Na noite de quinta-feira (28/09), a Câmara Municipal de Montes Claros realizou através de iniciativa do Vereador Valcir da Ademoc (PTB), audiência pública para discutir sobre o projeto Escola sem Partido. O evento contou com a participação de estudantes dos movimentos de esquerda e direita.

Segundo Valcir, o Escola sem Partido é algo que está sendo discutido em diversos estados. “Montes Claros não poderia ficar fora desse debate. A audiência foi proveitosa, pois pudemos ouvir os dois lados dessa discussão”, ressaltou.

O coordenador do projeto Escola sem Partido, Miguel Nagib, explicou o conteúdo da proposta, e destacou que o projeto é sobre democracia. “A principal prioridade da proposta é possibilitar que os alunos possam ter liberdade de consciência e crença, pois as crianças estão em processo de formação de pensamento e não devem ser influenciadas por ideais dos educandos”, explicou Nagib.

O representante da União Colegial de Minas Gerais, Glauberty Reis, pontuou que a luta dos estudantes brasileiros é símbolo de resistência no país. “O Escola sem Partido não tem finalidade democrática, uma vez que política deve ser debatida entre os estudantes. Temos infinitas falhas na educação e queremos um ensino público e de qualidade. O projeto deve envolver todas entidades educativas, de todos os movimentos”, postulou.

Representando o Direita Minas, Bruno Engler, afirmou que o estudante tem direito de ser conservador ou comunista. “O aluno não deve ser influenciado por instituições de educação, o Escola sem Partido é um projeto da democracia. A função do professor é ensinar o conteúdo programático, já ideologia é obrigação da família e não da escola”, disse Engler.

VOZ DO POVO

Brenda Carvalho, movimento Correnteza, ressaltou que a lei tira os direitos dos estudantes debaterem política dentro das escolas. “Toda instituição de ensino deve ter senso crítico. E é na escola que aprendemos a viver com diferentes pontos de vista e respeitá-los”.

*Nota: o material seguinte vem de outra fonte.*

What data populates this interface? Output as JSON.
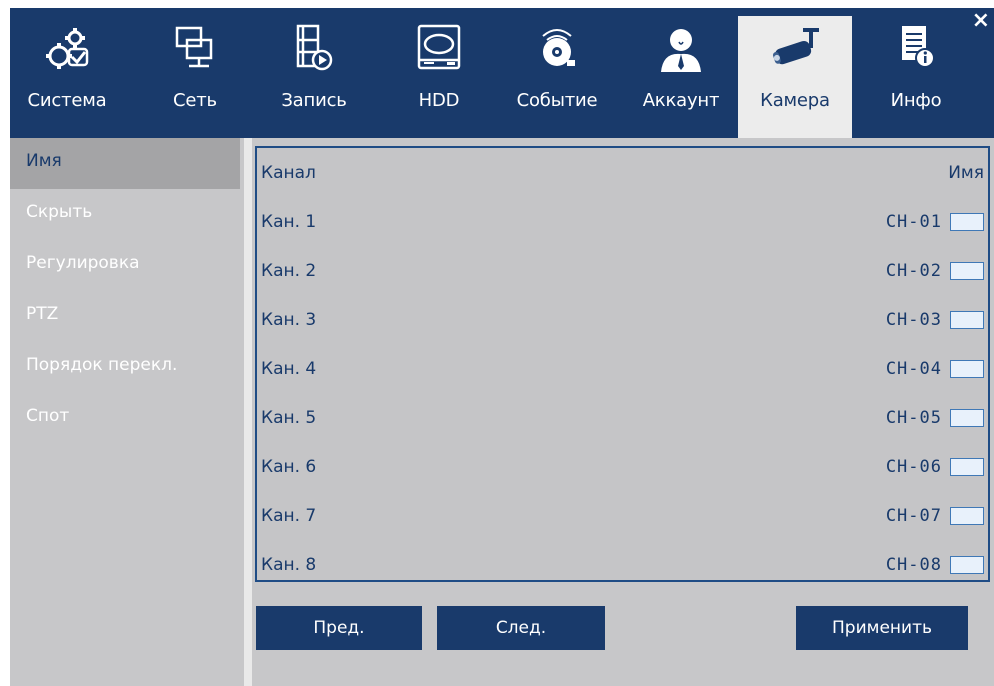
{
  "tabs": [
    {
      "label": "Система",
      "icon": "gears-icon"
    },
    {
      "label": "Сеть",
      "icon": "network-icon"
    },
    {
      "label": "Запись",
      "icon": "record-film-icon"
    },
    {
      "label": "HDD",
      "icon": "hdd-icon"
    },
    {
      "label": "Событие",
      "icon": "alarm-icon"
    },
    {
      "label": "Аккаунт",
      "icon": "user-icon"
    },
    {
      "label": "Камера",
      "icon": "camera-icon"
    },
    {
      "label": "Инфо",
      "icon": "info-icon"
    }
  ],
  "close_label": "×",
  "sidebar": {
    "items": [
      {
        "label": "Имя"
      },
      {
        "label": "Скрыть"
      },
      {
        "label": "Регулировка"
      },
      {
        "label": "PTZ"
      },
      {
        "label": "Порядок перекл."
      },
      {
        "label": "Спот"
      }
    ]
  },
  "table": {
    "headers": {
      "channel": "Канал",
      "name": "Имя"
    },
    "rows": [
      {
        "channel": "Кан. 1",
        "name": "CH-01"
      },
      {
        "channel": "Кан. 2",
        "name": "CH-02"
      },
      {
        "channel": "Кан. 3",
        "name": "CH-03"
      },
      {
        "channel": "Кан. 4",
        "name": "CH-04"
      },
      {
        "channel": "Кан. 5",
        "name": "CH-05"
      },
      {
        "channel": "Кан. 6",
        "name": "CH-06"
      },
      {
        "channel": "Кан. 7",
        "name": "CH-07"
      },
      {
        "channel": "Кан. 8",
        "name": "CH-08"
      }
    ]
  },
  "buttons": {
    "prev": "Пред.",
    "next": "След.",
    "apply": "Применить"
  },
  "colors": {
    "accent": "#193a6b",
    "background": "#c7c7c9",
    "active_tab": "#ececec"
  }
}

Débora Fernandes, Direita Minas, destacou que a fala tem o poder de denominação e que é preciso conhecer a fundo sobre os projetos ideológicos. “Fui muito influenciada por meus professores, hoje leio, busco conhecer sobre os assuntos em debate e formar minha própria opinião. Sou a favor do Escola sem Partido”.

Isabela Catrinck, diretora do Sindicato dos Professores de MG, questionou a necessidade de mais representantes na audiência e pontuou que o Escola sem Partido é exclusão e não inclusão. “Temos que discutir todos os assuntos debatidos na sociedade dentro da sala de aula, como gênero sexual e política e assim aprendermos a viver com as diferenças”.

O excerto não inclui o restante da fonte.